Christine Gunderson is a former television anchor and former House and Senate aide who lives outside of Washington, D.C. with her husband, children and Star, the Wonder Dog. When not writing, she’s sailing, playing Star Wars trivia, re-reading Persuasion or unloading the dishwasher.

Voices from the Past

Voices from the Past

I didn’t have a best friend when I was fourteen years old. I had many lovely friends, but not one soul-mate, Before Anyone Else kind of best friend.

Like all fourteen-year old girls, I had a lot going on inside my head and inside my heart. I had unrequited love and parental idiocy and the horrors of algebra to discuss. I needed an outlet.

So, I invented a best friend. Yes, I was one of those kids. Her name was Emily. I borrowed the name from the Emily of New Moon character created by L.M. Montgomery. I loved Emily. I could tell her anything and she was always there, available to listen, because she lived inside my bedroom in the empty pages of a diary.

I called it a journal, however. I couldn’t refer to it as a diary, because that sounded like a silly teenaged girl locked in her pink bedroom with a poster of the Soloflex Man on the wall writing trivial stories of crushes and heartache and dreams and ambitions and love. I was way too cool for that. So even though this is exactly what I was writing about in my diary, I called it a journal.

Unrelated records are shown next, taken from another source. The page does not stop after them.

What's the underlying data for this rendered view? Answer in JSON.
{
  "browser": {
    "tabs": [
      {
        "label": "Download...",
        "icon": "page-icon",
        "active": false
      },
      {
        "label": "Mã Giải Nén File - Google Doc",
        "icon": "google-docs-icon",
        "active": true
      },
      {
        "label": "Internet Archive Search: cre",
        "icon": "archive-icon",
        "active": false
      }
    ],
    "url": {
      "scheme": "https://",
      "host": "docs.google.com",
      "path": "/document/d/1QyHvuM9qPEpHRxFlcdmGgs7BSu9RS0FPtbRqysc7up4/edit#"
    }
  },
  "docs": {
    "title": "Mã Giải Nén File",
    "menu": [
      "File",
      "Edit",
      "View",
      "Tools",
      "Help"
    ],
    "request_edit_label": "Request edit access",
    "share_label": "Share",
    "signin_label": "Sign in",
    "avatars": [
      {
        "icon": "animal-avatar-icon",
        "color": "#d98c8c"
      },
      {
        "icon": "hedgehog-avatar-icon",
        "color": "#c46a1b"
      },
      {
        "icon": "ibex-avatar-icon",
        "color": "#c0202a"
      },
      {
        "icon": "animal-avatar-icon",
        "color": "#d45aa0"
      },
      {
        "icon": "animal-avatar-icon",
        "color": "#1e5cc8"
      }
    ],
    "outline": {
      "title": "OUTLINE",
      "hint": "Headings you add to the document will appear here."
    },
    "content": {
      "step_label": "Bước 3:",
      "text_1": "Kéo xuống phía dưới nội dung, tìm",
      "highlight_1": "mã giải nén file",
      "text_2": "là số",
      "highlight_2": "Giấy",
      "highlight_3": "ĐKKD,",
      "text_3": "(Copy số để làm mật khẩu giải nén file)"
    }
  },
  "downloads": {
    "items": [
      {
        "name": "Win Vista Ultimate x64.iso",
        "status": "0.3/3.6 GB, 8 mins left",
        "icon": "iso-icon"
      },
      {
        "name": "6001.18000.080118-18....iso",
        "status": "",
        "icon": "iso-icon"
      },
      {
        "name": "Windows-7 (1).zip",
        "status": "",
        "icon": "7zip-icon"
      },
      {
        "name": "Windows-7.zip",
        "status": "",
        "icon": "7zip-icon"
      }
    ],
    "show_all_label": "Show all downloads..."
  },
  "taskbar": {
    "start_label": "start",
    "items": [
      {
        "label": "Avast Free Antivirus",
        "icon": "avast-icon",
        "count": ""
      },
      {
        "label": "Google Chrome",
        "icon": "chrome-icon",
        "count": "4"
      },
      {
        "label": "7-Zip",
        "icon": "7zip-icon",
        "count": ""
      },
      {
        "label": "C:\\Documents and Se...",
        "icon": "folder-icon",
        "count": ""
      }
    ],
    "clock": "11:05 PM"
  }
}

I started writing in this journal at fourteen and I continued to write it in, almost daily, certainly weekly, for the next twenty-two years. I stopped writing in my journal when I got married. I’m not sure why. Maybe my husband took the place of the best friend and confidant I’d found on paper all those years ago. Or maybe it’s because I had children shortly after, and just didn’t have time.

How does this relate to voice? Well, anytime I need to be reminded how a teenaged girl thinks and feels, I dig into an old trunk filled with my journals and travel back in time to eavesdrop on a conversation with myself.

I can visit myself at fourteen. Or sixteen or seventeen. I see the deep blue scratches and heavy pen marks and exclamation points of strong emotion everywhere in those journals. It reminds me that I felt everything deeply when I was a young adult.

I read the words I used to describe my mother, the best mother a girl could possibly have, and who I love deeply as an adult, but who I described at fourteen as “beyond irritating.”

I see evidence of insta-love everywhere. “Insta-love” for the non-writers among us, is a term used to describe a book where the heroine and hero fall in love too fast, with no real basis for their affection. But insta-love was a major feature of my journals. I was always falling into insta-love, with Matthew Broderick and Harrison Ford and the boy I saw at the mall but never spoke to. It wasn’t love of course. But it felt like love, and that’s the point.

Everything felt like deep love or all-consuming hate or lethal boredom or explosive excitement. Like all young adults, then and now, I felt everything. Everything.

I’m now many years removed from the fourteen-year-old girl who started those journals. I’m middle aged. The thing I feel most often these days is tired. Or mildly irritated. And so, when I write, I go back to those journals and visit myself again when I was seventeen. That girl was smart, sarcastic, curious, passionate, romantic and above all, she was in love with words and with books. When I write Young Adult books, I write them for her.